僕を、弟にしないで。僕はお義父さんの義息子になりたい



「あいつって……鈴香さんのことですか?」
「ああ。はあ……。一体どんな家で育ったら、あんな言葉が言えるようになるんだろうな」
 力一杯箒を握りしめて、紫月さんは言う。
 力を込めすぎたのか、木製の箒はミシッと音を立てた。
 その音はまるで俺と紫月さんの心のヒビを現しているかのようで、聞いていて痛々しいったらありゃしなかった。
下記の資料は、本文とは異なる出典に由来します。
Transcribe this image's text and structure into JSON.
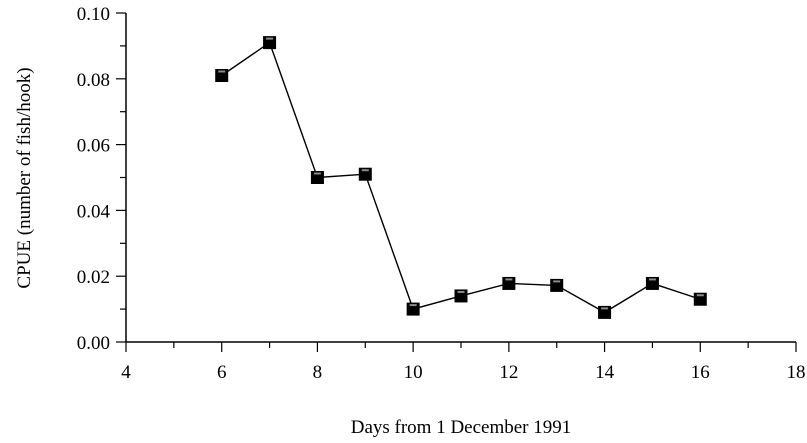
{
  "chart_data": {
    "type": "line",
    "title": "",
    "xlabel": "Days from 1 December 1991",
    "ylabel": "CPUE (number of fish/hook)",
    "xlim": [
      4,
      18
    ],
    "ylim": [
      0.0,
      0.1
    ],
    "x_major_ticks": [
      4,
      6,
      8,
      10,
      12,
      14,
      16,
      18
    ],
    "x_tick_labels": [
      "4",
      "6",
      "8",
      "10",
      "12",
      "14",
      "16",
      "18"
    ],
    "y_major_ticks": [
      0.0,
      0.02,
      0.04,
      0.06,
      0.08,
      0.1
    ],
    "y_tick_labels": [
      "0.00",
      "0.02",
      "0.04",
      "0.06",
      "0.08",
      "0.10"
    ],
    "grid": false,
    "legend": "none",
    "marker": "filled-square",
    "series": [
      {
        "x": [
          6,
          7,
          8,
          9,
          10,
          11,
          12,
          13,
          14,
          15,
          16
        ],
        "y": [
          0.081,
          0.091,
          0.05,
          0.051,
          0.01,
          0.014,
          0.0178,
          0.0172,
          0.009,
          0.0178,
          0.013
        ]
      }
    ],
    "colors": {
      "line": "#000000",
      "marker_fill": "#000000",
      "marker_edge": "#000000"
    }
  }
}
『だとしても親なら虐待は辞めさせないと。それが親の務めです』
 鈴香さんの言葉が繰り返し頭をよぎって、俺の虐待の傷を化膿させる。


「紫月さん……?」
 紫月さんは何も言わず、俺の頬を触った。
「そう落ち込むな。きっと蓮の姉は俺の親みたいな奴じゃないから。そのうちわかり合える」
「……そうですかね」

 ねえ紫月さん、気づいてます?
 そんなことを言っている時点で、紫月さんは親を本心でクソ親だなんて思えてないことに。
 本当に親が嫌いなら、今のところで、酷いとかクソとか言うんじゃないか。だって紫月さんは俺の姉を、クソ姉だって言ったんだから。
 身内にだけはそんな暴言を吐けないなんてことはないハズだ。でも俺はそのことに気付づいていないふりをした。指摘したら、紫月さんを傷つけてしまうと思ったから。


「ああ、そうだよ。俺が保証する」
 紫月さんが俺の頭をポンポンする。
「……やっぱお前の姉はクソだな」
 紫月さんが俺の頭部を見ながらそう愚痴を零す。スタンガンで撃たれた時に、頭から道路に突っ込んだから、痣ができていたのかもしれない。

 姉ちゃんには暴言吐くのに親には暴言を吐かないなんて、やっぱり紫月さんはどこかで親を大切に想っているのかもしれない。

 親のせいで弟さんが植物状態になった言っても、過言ではないのに。